Her voice was hoarse in her throat, and she began to shiver as though chilled by a sleety wind.
“Go quickly, Pelleas; for God’s sake hide your face from me!”
“It is death; it is death!”
He sprang up and left her without a look. Igraine saw him go through the long grass with his hand over his eyes, staggering like one sword-smitten to the brain. He never stared back at her, but held straight for the cottage and the cedar tree where his black horse was tethered under the shade.
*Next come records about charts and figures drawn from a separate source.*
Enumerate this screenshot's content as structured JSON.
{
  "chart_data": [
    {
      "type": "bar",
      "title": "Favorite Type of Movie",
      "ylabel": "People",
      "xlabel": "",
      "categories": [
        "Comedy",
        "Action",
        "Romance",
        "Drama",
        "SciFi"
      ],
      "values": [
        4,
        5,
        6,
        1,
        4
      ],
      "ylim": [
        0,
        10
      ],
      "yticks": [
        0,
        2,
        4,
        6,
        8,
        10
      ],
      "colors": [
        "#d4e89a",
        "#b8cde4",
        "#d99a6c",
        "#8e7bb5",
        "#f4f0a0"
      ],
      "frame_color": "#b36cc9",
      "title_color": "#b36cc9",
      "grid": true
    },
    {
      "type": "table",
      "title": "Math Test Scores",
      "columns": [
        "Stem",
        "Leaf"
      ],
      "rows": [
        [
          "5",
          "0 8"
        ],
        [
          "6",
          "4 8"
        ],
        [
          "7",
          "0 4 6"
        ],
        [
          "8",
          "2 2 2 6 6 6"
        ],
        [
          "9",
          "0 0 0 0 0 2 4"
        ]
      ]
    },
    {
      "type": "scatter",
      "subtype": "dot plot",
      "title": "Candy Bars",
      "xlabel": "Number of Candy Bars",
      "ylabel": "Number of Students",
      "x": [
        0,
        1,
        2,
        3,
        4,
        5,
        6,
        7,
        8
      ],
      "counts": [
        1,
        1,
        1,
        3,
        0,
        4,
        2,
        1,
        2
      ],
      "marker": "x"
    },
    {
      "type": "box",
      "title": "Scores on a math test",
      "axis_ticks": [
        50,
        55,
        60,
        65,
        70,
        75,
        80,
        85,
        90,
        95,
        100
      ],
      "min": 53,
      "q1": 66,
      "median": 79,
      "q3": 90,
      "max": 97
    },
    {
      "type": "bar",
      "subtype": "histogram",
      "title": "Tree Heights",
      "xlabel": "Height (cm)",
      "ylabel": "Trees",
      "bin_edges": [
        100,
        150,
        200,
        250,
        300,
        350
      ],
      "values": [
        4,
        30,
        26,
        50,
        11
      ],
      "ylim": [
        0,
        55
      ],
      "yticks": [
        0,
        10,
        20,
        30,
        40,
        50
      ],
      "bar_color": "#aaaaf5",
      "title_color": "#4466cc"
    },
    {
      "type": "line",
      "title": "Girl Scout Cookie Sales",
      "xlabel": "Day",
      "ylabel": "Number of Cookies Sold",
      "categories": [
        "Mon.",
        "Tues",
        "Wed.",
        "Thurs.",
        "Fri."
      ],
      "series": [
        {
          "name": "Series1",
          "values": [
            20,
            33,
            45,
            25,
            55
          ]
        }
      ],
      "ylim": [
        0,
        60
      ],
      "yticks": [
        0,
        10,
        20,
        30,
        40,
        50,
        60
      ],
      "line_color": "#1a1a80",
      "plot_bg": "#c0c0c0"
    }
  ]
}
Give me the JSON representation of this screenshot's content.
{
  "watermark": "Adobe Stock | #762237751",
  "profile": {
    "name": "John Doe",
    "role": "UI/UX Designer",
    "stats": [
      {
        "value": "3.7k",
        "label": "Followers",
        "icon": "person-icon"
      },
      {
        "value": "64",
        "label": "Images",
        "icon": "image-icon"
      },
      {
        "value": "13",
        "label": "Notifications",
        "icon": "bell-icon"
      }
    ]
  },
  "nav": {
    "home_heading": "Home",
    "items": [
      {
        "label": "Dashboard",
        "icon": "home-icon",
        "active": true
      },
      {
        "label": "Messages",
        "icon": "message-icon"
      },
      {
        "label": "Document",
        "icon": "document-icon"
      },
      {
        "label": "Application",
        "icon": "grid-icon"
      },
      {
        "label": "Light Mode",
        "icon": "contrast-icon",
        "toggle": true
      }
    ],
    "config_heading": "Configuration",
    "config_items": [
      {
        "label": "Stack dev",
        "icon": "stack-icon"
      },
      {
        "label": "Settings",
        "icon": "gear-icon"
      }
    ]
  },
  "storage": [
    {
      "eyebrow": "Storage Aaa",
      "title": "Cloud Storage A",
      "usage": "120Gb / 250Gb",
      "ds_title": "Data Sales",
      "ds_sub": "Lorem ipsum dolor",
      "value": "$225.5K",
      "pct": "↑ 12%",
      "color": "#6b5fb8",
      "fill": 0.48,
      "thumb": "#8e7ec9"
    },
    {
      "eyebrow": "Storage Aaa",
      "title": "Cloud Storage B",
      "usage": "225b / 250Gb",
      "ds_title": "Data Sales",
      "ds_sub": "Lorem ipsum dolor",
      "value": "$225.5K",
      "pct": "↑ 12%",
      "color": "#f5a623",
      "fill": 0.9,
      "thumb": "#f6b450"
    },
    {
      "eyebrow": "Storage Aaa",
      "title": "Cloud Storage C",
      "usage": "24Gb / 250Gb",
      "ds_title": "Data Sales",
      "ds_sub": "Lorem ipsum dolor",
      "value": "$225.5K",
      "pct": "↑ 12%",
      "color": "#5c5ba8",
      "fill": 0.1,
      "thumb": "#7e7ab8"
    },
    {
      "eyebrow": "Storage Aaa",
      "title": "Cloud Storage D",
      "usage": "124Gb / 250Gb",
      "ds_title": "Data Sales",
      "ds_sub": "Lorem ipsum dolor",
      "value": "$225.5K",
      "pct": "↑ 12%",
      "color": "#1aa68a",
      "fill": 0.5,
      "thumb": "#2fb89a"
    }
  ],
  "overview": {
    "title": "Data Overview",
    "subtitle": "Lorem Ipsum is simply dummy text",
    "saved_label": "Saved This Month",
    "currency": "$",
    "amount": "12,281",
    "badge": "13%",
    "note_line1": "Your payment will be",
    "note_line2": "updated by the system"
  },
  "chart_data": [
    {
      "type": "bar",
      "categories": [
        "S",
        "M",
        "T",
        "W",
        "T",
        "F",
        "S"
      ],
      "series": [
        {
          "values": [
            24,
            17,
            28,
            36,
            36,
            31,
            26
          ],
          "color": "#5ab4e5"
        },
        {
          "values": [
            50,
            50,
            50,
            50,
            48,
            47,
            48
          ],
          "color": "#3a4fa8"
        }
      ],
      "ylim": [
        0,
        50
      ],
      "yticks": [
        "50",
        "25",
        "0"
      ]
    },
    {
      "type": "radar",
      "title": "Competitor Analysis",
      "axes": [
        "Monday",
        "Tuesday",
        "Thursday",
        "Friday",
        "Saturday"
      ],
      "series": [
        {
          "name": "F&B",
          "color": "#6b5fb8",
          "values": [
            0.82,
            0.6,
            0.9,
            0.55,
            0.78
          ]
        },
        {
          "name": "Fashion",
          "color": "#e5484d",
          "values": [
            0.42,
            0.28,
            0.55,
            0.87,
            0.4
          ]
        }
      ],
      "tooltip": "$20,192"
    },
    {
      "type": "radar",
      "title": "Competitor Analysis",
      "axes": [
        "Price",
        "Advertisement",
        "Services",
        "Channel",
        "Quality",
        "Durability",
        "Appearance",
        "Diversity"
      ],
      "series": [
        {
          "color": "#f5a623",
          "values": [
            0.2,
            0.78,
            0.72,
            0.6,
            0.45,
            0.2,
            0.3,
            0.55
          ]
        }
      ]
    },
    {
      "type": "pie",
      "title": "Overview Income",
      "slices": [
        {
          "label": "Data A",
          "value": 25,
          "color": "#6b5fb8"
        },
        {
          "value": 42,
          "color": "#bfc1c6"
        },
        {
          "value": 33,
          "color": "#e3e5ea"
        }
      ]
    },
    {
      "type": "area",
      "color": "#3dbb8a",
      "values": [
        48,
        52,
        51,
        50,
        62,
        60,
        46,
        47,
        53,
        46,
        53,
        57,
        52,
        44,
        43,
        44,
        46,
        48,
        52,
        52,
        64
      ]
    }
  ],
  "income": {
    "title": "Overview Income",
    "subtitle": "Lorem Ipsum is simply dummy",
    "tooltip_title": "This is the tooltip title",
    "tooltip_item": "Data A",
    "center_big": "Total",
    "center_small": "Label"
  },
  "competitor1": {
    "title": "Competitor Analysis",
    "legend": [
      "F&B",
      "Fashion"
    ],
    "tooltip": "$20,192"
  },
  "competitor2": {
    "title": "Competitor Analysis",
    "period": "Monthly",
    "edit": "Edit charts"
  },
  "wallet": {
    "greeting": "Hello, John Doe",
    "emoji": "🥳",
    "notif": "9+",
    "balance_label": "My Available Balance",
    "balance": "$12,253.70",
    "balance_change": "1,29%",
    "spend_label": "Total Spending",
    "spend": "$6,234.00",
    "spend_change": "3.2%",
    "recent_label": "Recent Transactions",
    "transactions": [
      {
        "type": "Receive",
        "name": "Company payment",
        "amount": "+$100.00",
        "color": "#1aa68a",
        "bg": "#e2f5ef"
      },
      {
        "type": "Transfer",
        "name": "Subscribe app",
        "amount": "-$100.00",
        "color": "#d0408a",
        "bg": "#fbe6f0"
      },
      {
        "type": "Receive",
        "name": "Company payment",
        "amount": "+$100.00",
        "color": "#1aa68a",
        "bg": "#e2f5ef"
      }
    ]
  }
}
She watched him mount and gallop for the forest, nor did she move till his red harness had died into the gloom of the trees.
XIII
Down through the woods that morning rode Gorlois on his great white horse, with helmet clanging at saddle-bow, shield hung at his left shoulder, spear trailing under the trees. He was hot, thirsty, and in a most evil temper. His bronzed face glistened with sweat, and the chequered webs of light flickering through the leaves flashed fitfully upon his golden harness. Since dawn he had ridden the hills in the glare of the sun till his armour blazed like an oven; it was June weather, and hot at that; his tongue felt like wood rubbing against leather; it was a damnable month for bearing harness.
Casting about over the hills he had come upon Garlotte’s valley, and seeing it green and shadowy, had plunged down to profit by the shade. Since the Red Knight was lost to him, it was immaterial whether he rode by wood or hill. On this account, too, Gorlois’s temper was as hot as his skin. He hated a baulking above all things; he was moved to be furious with trifles, and like the savage who gnashes at the stone that bruises his foot, he cursed creation and felt thoroughly at war with the world. A grim unreason had possession of him, such a mood as makes murder a mere impulse of the hand, and malice the prime instinct of the heart.